Zamiast dyskusji z dziennikarzami piękny gest - tak pisze "La Gazzetta..." o podziękowaniu, jakie Spaletti kieruje do Jose Mourinho (portugalski trener Interu stwierdził, że Roma jest mimo wszystko lepszym zespołem niż Cluj, dodał że trzyma za nią kciuki - Sport.pl). - Publicznie dziękuję Mourinho za jego słowa otuchy - powiedział opiekun Romy.

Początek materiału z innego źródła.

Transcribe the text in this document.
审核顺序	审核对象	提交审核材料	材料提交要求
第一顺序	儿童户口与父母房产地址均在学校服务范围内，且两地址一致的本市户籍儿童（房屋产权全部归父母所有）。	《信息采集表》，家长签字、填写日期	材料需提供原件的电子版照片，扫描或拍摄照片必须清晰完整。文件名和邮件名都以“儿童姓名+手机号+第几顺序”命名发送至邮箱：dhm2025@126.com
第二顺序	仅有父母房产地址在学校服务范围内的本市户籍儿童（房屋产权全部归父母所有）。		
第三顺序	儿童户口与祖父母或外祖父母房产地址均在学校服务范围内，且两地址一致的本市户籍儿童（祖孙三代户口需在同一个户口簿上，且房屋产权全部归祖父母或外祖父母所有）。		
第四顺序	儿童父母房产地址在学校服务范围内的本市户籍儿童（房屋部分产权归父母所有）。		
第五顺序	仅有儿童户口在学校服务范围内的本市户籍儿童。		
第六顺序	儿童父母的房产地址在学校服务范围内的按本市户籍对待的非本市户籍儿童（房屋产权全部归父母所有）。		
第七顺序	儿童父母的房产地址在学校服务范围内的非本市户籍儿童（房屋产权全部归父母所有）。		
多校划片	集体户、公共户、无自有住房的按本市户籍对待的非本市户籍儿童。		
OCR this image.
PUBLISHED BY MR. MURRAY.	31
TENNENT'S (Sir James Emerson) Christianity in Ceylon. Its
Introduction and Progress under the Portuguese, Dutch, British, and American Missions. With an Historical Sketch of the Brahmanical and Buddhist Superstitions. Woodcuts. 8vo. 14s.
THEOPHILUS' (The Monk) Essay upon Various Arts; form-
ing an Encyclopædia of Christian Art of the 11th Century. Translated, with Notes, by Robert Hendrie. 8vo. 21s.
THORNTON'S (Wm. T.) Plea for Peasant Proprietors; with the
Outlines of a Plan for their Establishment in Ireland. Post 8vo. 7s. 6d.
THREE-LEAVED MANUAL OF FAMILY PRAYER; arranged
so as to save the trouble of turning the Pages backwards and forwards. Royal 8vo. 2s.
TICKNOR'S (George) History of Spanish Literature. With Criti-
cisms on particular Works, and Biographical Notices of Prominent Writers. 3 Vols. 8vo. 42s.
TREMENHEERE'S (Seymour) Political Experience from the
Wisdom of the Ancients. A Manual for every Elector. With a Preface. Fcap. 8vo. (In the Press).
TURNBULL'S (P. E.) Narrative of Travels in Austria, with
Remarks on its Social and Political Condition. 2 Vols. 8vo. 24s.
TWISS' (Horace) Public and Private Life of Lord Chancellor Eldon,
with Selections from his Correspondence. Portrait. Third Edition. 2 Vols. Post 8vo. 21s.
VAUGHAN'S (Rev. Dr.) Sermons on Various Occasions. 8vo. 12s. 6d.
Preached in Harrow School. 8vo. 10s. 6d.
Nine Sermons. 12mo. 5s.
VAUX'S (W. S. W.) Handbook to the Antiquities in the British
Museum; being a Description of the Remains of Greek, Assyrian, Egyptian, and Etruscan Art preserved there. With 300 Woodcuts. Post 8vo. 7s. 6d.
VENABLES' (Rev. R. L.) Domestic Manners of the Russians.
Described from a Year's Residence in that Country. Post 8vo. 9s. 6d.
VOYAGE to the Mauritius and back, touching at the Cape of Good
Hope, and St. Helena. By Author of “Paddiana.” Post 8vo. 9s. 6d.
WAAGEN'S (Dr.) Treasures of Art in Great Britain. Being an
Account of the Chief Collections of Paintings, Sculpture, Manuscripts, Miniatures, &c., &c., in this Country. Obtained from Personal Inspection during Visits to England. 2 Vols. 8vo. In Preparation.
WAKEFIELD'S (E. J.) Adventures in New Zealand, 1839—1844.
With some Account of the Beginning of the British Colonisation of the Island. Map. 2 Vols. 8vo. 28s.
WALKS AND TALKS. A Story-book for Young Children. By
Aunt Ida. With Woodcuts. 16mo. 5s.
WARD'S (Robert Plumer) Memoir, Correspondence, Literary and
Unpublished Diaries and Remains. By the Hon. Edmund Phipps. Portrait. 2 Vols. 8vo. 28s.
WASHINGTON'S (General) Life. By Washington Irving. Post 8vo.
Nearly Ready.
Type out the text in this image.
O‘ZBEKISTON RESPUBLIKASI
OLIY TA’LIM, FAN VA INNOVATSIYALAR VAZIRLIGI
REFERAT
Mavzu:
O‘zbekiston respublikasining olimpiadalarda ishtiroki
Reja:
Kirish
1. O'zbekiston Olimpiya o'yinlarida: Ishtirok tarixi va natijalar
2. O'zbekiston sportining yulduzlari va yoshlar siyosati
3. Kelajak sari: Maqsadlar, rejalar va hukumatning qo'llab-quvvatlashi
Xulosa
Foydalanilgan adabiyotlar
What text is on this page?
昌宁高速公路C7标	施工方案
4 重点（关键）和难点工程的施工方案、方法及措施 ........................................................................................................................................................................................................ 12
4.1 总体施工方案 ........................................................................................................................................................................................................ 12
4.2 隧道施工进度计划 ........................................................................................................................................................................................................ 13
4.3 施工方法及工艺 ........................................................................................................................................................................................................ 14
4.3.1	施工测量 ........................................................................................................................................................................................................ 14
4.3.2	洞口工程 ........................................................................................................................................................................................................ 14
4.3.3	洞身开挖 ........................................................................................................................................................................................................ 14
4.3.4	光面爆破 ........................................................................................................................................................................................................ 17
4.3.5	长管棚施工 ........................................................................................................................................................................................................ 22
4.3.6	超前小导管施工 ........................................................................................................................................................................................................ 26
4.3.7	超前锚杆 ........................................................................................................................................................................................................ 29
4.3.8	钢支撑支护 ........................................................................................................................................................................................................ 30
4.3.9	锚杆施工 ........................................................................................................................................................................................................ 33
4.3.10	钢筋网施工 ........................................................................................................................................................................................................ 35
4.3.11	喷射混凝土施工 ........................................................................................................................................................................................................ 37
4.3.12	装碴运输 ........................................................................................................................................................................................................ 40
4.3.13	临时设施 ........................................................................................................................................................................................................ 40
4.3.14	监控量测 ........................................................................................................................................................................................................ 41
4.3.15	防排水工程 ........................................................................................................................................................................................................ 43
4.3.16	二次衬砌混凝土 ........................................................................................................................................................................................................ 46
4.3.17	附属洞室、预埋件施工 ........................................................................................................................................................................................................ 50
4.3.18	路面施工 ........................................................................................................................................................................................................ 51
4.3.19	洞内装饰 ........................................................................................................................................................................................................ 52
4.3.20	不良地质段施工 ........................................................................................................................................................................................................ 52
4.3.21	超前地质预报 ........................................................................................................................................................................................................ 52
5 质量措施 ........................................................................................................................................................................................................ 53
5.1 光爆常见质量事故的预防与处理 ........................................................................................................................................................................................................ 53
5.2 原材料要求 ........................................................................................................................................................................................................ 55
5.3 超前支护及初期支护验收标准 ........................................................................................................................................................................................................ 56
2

Christian Pannucci, który zszedł z boiska z powodu bólu kręgosłupa (wcześniej strzelił gola), mówi krótko: - W takim momencie, trzeba milczeć i pedałować.
Więc Roma milczy.
Tymczasem trener Cluj, Włoch Maurizio Trombetta, cieszy się jakby rozbił bank w kasynie. - Jestem szczęśliwy, to niesłychane, żeby taki trener jak ja zadebiutował w Lidze Mistrzów i wygrał. To sukces zespołu, który prowadził Cluj do końca sierpnia - mówi trener, który dopiero od niedawna odpowiada za rumuński zespół. Trzeba dodać, że Trombetta doznał specjalnej satysfakcji: on, wieczny asystent pobił przecież Spallettiego, mistrza taktyki 4-2-3-1, jego własną bronią.